Sanat eserinin yorumu tabii ki herkese açık. Bizim bu açıklamadan anladığımız ise cennette hepimize yer olduğu ve kadınlar, toplumsal cinsiyet azınlıkları ve hayvanların haklarının da bu patriarkal düzende gözetilmesi gerektiğiydi. Anladık ki bu düzende bize yer yokmuş. Sadece sergi düzenlediğimiz için iki arkadaşımız dört metrekare bir odada, iki arkadaşımız ise ayak bileklerinde kelepçe taşıyor. Kimlikleri dava sürecinde ifşa olduğu için yaşadıkları korkuları düşünemiyoruz bile. 

“GÜZEL SANATLAR ATÖLYESİ TALAN EDİLMİŞ, BAZI ESERLERE EL KOYULMUŞTU”

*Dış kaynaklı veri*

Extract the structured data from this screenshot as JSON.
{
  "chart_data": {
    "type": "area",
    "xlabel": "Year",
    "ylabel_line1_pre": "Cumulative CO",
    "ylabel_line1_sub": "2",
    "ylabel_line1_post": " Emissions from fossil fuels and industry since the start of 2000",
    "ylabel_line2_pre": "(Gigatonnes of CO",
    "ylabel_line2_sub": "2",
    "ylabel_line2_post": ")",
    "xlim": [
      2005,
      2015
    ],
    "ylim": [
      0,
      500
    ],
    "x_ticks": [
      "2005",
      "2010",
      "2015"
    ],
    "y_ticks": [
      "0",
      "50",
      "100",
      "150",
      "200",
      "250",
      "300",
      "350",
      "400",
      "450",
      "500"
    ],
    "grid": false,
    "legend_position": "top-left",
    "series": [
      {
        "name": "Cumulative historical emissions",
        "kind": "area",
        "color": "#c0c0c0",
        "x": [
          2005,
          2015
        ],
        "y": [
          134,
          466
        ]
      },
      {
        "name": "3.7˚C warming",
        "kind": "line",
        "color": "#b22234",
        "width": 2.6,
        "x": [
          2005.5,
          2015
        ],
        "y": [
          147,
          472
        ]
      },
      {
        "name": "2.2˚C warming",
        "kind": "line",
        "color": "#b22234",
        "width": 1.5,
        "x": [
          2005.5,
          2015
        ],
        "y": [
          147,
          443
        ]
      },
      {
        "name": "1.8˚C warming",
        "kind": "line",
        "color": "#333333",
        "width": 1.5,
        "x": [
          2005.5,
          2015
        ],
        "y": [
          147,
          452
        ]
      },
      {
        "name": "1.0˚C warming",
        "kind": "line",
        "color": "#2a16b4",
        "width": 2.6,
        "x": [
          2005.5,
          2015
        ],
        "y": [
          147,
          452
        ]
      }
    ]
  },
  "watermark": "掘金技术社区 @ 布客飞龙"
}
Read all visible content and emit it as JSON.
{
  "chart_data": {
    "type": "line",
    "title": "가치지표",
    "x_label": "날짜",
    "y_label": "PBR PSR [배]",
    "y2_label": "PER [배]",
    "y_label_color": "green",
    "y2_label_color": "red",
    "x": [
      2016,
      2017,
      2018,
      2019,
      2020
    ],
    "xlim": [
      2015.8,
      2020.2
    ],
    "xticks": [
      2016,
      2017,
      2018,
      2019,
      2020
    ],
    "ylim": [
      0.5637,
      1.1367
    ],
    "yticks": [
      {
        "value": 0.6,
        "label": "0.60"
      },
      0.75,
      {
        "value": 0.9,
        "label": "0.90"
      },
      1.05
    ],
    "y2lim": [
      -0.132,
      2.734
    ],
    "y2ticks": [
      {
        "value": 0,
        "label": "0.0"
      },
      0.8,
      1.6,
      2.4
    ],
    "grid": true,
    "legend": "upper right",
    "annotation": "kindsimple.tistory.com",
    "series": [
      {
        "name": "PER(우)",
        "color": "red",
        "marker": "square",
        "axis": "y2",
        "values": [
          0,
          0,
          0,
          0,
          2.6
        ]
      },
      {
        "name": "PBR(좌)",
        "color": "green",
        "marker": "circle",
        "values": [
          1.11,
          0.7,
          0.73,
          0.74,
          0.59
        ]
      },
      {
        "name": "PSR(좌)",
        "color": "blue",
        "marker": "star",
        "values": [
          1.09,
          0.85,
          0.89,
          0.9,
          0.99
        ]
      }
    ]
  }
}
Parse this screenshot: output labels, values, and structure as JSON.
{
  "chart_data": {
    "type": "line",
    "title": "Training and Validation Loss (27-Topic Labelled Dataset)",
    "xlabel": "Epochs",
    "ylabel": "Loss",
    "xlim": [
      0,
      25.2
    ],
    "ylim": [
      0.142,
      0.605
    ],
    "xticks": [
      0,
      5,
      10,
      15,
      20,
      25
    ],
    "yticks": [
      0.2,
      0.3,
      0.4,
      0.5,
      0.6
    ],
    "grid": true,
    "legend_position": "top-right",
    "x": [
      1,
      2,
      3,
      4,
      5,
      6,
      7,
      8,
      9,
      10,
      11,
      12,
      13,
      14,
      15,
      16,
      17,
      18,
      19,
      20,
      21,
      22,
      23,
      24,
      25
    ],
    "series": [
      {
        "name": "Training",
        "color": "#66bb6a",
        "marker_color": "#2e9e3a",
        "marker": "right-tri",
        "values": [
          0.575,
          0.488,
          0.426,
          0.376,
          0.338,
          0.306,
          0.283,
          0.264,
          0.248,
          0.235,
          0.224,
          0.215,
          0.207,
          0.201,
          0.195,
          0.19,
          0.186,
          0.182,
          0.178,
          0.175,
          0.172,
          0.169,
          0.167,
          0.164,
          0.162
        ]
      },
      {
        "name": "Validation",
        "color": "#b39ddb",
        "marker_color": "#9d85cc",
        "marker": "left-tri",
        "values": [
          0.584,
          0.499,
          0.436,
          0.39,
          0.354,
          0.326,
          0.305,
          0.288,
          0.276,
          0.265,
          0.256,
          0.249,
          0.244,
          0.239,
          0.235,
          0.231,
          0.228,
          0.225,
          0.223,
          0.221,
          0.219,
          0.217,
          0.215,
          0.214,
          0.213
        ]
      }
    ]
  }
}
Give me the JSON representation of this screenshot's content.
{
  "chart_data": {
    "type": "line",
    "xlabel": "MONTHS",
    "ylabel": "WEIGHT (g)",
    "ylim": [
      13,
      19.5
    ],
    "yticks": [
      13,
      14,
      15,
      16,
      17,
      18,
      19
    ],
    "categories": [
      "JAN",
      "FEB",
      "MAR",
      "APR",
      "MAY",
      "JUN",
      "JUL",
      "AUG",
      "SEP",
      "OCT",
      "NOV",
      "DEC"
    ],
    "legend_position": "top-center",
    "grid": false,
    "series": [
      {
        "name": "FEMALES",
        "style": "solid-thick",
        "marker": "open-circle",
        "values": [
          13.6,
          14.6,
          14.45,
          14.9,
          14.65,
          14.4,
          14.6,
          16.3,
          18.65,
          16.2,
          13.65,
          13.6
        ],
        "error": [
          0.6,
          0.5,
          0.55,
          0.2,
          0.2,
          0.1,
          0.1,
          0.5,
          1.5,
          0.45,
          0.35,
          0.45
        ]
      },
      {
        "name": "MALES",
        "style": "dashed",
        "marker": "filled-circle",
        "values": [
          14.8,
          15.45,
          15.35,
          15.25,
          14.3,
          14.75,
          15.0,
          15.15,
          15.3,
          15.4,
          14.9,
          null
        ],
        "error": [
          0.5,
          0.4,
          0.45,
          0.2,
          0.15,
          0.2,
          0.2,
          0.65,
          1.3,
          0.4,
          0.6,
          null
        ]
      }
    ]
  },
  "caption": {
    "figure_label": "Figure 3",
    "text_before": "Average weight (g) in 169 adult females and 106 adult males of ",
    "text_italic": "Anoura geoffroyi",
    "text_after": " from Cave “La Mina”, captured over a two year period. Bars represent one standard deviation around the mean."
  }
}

Sergideki diğer eserlere ne oldu? 

Daha önce bahsettiğimiz üzere serginin üçüncü günü, özrümüzü belirtmek adına Şahmeran çalışmasını panoya asmıştık. Daha sonra eserin çalındığını fark ettik. Okul içinden çalınan bir materyal söz konusu olduğundan üç öğrenci güvenliklere dilekçe verdiler. Bu öğrenciler de soruşturma kapsamında, dört arkadaşımızla birlikte üç yıl hapis istemiyle yargılanıyorlar sadece dilekçe verdikleri için. Yaşanan olaylar, gözaltı sebepleri akıl alır gibi değil anlayacağınız üzere. Serginin diğer eserlerine gelirsek, birçoğu gözaltına alındığımız son gece okuldaki atölyeye bırakılmıştı. Soruşturmada öğrendik ki bizimle birlikte Güzel Sanatlar Kulübü ve BÜLGBTİ+ Çalışmaları Kulübü’ne de soruşturma başlatılmış. Sergi ekibindeki insanların bağımsız olduğu ve herhangi bir kulübe bağlı olmadıkları ısrarla her yerde belirtilmesine rağmen… Soruşturma içerisinde hafta sonu güvenliklerden alınan anahtarla Güzel Sanatlar Atölyesi açılmış ve talan edilmişti. Kulüp tüzüklerinde yönetim kurulunun izni olmadan kulüp odalarının açılması ve aranması kesinlikle yasak. Buna rağmen hukuksuz bir arama gerçekleşmiş, özel eşyalarımızın olduğu dolaplar karıştırılmış ve bazı eserlere el konulmuştu. Geri kalan eserlerimizi ise sergi devamlılığı fikirleri doğrultusunda saklıyoruz.

Direnişiniz adına son sözleriniz ne olur? 

Atanmış rektör Melih Bulu, sergi dosyası açıldığından beri gerek homofobik söylemleriyle, gerek BÜLGBTİ+ kulübünü gerekçesiz kapatmasıyla Boğaziçi Üniversitesi’ne layık olmadığını tekrar kanıtlamıştır. Kendisi Boğaziçi kültürüne layık olmamakla kalmayıp, bu kültürü silmeye ve güvenli alanımızı mahvetmeye de çalışmaktadır. Kendisinden talebimiz derhal istifa etmesidir. Okul tarihinde ilk defa yaşanan bu olaylar, tarihimizde bir kara leke olarak kalacaktır. Suçsuz yere tutuklu yargılanan dokuz arkadaşımızın, ev hapsinde olan 23 arkadaşımızın serbest bırakılmasını ve evimiz dediğimiz Boğaziçi’nin tekrar eski düzenine kavuşmasını istiyoruz.